Immune Checkpoint Inhibitors and Immune-Related Adverse Drug Reactions: Data From Italian Pharmacovigilance Database

Abstract

Background: The introduction of immune checkpoint inhibitors (ICIs) in clinical practice has brought significant benefits for patients. Seven ICIs are available in Europe: nivolumab, pembrolizumab, atezolizumab, avelumab, durvalumab, cemiplimab, and ipilimumab. Despite their proven clinical efficacy, these innovative drugs may cause serious immune-related adverse drugs reactions (irADRs). Given the significance of these ADRs for patients' health, we analyzed individual case safety reports (ICSRs) related to ICIs, focusing on those reporting irADRs, collected in the Italian spontaneous reporting database.

Methods: We analyzed ICI-induced irADRs collected in the Italian Pharmacovigilance database (Rete Nazionale di Farmacovigilanza [RNF]) from January 1, 2002, to February 28, 2019, focusing on those reported in the Campania Region. We retrieved from an open-access Italian pharmacovigilance system, the RAM system (for national safety data), and from the RNF (for Campania safety data) all ICSRs reporting ADRs related to ICIs authorized until the analysis date. Focusing on irADRs, we performed descriptive and disproportionality analyses through the reporting odds ratio (ROR) with 95% confidence interval.

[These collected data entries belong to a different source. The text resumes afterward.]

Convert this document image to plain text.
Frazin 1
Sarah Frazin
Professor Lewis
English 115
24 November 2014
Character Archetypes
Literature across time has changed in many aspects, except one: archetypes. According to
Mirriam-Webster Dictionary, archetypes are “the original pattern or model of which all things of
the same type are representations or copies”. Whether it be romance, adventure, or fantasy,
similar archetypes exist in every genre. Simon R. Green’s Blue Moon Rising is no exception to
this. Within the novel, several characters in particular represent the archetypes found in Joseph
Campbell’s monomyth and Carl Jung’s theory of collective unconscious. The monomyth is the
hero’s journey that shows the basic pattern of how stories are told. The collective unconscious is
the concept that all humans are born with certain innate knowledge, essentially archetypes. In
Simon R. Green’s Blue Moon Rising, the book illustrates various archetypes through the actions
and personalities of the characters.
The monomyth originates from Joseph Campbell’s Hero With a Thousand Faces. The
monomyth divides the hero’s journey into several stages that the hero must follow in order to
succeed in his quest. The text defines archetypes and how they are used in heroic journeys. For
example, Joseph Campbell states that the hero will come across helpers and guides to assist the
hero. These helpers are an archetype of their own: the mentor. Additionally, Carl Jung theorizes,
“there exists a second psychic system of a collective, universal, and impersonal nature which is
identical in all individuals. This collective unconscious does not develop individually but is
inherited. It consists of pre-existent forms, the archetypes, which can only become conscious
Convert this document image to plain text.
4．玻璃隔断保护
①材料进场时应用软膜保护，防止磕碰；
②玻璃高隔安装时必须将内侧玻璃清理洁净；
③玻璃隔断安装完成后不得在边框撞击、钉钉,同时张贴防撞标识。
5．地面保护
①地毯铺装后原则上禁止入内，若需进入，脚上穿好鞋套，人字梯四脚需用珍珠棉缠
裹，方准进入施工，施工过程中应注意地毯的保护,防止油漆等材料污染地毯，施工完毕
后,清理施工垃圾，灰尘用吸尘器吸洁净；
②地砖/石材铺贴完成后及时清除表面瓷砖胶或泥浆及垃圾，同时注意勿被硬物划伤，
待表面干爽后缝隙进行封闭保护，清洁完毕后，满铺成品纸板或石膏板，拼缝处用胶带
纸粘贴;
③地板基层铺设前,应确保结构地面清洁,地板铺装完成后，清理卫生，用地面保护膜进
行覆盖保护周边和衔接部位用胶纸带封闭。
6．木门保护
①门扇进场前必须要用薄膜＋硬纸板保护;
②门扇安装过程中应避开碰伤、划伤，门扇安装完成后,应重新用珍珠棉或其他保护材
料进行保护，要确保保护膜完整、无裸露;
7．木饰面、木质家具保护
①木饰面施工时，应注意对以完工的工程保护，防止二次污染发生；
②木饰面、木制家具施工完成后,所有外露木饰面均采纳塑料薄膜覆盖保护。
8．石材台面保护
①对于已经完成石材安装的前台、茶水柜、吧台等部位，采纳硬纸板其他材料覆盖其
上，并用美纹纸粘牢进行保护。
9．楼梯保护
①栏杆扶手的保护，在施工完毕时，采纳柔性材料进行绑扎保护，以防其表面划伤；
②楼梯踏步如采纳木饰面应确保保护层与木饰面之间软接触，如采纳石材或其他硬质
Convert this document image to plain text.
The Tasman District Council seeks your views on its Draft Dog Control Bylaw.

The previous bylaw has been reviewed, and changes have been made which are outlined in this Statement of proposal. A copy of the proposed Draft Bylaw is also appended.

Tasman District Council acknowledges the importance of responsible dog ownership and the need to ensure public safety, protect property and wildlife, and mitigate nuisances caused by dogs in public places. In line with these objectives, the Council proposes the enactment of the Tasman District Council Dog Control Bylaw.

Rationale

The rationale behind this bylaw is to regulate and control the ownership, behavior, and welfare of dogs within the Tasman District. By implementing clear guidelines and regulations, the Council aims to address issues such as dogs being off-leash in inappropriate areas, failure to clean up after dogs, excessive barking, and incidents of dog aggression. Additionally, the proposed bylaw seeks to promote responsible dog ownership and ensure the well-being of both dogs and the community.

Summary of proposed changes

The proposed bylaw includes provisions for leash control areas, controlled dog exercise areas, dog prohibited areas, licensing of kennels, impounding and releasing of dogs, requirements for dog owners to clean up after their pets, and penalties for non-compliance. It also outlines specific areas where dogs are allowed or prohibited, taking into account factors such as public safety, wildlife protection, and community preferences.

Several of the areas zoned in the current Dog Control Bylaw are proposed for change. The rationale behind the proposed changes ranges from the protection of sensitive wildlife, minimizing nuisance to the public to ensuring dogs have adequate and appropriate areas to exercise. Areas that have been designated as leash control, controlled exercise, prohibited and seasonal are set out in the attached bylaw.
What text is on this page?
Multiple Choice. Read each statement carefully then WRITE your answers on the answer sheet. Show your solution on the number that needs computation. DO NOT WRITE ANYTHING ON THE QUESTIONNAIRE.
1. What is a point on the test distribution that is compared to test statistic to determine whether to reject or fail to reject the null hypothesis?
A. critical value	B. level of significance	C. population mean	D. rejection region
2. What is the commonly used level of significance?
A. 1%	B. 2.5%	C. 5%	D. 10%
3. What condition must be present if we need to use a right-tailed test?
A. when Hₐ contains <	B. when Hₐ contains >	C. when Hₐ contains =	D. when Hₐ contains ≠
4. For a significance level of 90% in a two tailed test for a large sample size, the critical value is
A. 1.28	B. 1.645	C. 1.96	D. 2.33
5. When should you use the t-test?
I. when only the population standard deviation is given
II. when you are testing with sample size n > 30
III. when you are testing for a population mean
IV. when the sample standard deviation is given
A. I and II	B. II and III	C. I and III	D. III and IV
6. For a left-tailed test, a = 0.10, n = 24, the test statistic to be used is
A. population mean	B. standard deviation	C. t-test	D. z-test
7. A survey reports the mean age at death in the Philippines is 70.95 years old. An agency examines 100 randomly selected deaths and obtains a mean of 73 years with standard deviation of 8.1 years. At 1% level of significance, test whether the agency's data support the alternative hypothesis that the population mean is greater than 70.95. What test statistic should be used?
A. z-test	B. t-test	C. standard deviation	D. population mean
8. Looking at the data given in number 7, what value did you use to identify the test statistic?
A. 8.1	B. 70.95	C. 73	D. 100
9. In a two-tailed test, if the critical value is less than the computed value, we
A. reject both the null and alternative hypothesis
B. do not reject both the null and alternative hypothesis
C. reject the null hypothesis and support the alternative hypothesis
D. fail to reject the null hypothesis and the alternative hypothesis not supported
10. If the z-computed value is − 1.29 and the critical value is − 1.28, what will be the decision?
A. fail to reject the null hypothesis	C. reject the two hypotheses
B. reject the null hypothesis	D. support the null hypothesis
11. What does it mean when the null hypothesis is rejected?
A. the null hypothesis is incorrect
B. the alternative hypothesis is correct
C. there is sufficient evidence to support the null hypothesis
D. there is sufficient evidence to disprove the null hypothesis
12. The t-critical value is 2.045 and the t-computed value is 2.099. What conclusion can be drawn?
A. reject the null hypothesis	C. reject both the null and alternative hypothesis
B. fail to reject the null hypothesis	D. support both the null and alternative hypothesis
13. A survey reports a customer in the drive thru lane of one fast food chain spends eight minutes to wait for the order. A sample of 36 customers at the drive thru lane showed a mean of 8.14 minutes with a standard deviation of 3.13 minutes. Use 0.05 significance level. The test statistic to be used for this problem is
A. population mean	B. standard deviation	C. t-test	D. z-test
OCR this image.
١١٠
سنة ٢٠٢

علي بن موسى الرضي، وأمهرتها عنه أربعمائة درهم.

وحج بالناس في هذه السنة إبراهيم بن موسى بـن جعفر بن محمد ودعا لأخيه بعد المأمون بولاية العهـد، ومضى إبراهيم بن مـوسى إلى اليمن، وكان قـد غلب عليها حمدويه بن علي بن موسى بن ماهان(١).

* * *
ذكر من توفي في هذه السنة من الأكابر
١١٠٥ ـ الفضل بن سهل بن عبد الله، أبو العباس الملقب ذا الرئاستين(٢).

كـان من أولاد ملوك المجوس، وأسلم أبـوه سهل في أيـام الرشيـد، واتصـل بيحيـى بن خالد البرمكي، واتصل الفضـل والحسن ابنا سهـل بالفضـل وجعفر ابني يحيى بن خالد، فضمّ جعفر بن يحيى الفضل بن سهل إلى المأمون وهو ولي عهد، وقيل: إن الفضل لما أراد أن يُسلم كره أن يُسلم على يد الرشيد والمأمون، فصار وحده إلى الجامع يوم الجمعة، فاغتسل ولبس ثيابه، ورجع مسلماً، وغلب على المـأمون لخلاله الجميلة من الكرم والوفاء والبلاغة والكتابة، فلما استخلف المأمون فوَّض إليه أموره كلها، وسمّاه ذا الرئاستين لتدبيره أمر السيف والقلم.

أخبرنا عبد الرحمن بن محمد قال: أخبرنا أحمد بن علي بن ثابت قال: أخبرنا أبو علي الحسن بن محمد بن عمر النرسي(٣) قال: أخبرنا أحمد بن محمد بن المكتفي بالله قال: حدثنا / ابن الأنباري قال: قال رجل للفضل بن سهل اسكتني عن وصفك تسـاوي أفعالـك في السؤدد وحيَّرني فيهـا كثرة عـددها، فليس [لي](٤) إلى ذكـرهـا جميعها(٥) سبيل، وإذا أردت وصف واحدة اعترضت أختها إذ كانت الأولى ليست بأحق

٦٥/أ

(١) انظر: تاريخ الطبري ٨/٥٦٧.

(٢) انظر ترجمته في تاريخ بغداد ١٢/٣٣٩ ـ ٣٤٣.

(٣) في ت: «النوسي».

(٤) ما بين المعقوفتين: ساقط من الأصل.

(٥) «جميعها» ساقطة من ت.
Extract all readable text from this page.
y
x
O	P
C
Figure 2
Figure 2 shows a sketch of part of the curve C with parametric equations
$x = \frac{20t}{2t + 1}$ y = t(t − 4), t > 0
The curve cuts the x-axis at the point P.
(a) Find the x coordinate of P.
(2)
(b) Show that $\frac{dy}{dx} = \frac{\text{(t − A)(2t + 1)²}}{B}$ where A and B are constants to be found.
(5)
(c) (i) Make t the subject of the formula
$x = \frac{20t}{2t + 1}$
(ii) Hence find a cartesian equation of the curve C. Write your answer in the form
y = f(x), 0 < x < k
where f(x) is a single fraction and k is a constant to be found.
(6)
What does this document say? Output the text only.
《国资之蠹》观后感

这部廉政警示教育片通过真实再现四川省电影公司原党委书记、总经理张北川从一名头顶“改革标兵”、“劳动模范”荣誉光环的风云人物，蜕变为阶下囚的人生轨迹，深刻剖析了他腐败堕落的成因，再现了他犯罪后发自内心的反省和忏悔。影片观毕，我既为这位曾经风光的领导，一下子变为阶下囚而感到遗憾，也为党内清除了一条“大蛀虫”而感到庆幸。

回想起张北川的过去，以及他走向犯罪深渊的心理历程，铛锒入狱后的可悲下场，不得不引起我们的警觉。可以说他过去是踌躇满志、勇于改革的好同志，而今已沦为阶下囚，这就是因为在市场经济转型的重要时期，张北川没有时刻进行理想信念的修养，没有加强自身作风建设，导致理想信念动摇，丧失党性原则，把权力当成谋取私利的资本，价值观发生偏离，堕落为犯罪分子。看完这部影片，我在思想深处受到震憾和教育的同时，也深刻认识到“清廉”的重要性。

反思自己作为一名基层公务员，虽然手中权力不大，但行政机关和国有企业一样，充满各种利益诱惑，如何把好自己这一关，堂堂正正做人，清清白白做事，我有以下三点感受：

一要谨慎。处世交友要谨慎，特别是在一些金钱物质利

Results: National results. Among 2,088 ICI-related ICSRs, 801 reported irADRs. The majority of such ADRs occurred in male patients reporting gastrointestinal and skin toxicities. Nivolumab and pembrolizumab were drugs most commonly reported as suspect drugs. Compared to other ICIs, ROR was statistically significant for pembrolizumab and ipilimumab.Campania Region results. Out of 253 ICI-related ICSRs sent to Regional Pharmacovigilance Center of Campania Region, 121 reported at least one ICI-induced irADR. These were serious in 37.2% of cases and had an unfavorable outcome in 32.2% of cases. Overall, out of 8 ICSRs reported ADR with a fatal outcome, four reported irADRs. From disproportionality analyses on Campania Region ICSRs, statistically significant ROR emerged only for ipilimumab.

Conclusions: Our results showed that during the study period several serious irADRs were reported, some of which had fatal outcome. Given the clinical relevance of irADRs, further investigations in real-life context are necessary for a better characterization of ICIs safety profiles. Oncologists should be trained to early recognize and adequately manage irADRs. Patients should also be educated to immediately report any new symptom or worsening of pre-existed ones during the ICI treatment.

Keywords: immune checkpoint inhibitors; immune-related ADRs; pharmacovigilance; safety; spontaneous reporting system.

Figure 1

Trend of number of ICI-related ICSRs from January 1, 2002, to February 28, 2019, collected into the RNF and listed in the RAM system.

Figure 2

Disproportionality analyses of the national (A) and regional data (B).

Figure 3

(A) Median time to event and median time to resolution of ICI-induced irADRs reported in the Campania Region and collected into the RNF from January 1, 2001, to February 28, 2019. (B) Comparing median time to event of nivolumab- and ipilimumab-induced irADRs reported in Campania Region and collected in RNF from January 1, 2001, to February 28, 2019.

Figure 4

Distribution of median time to event of ipilimumab- and nivolumab-induced irADRs reported in the Campania Region and collected into the RNF from January 1, 2001, to February 28, 2019 stratified by toxicity types.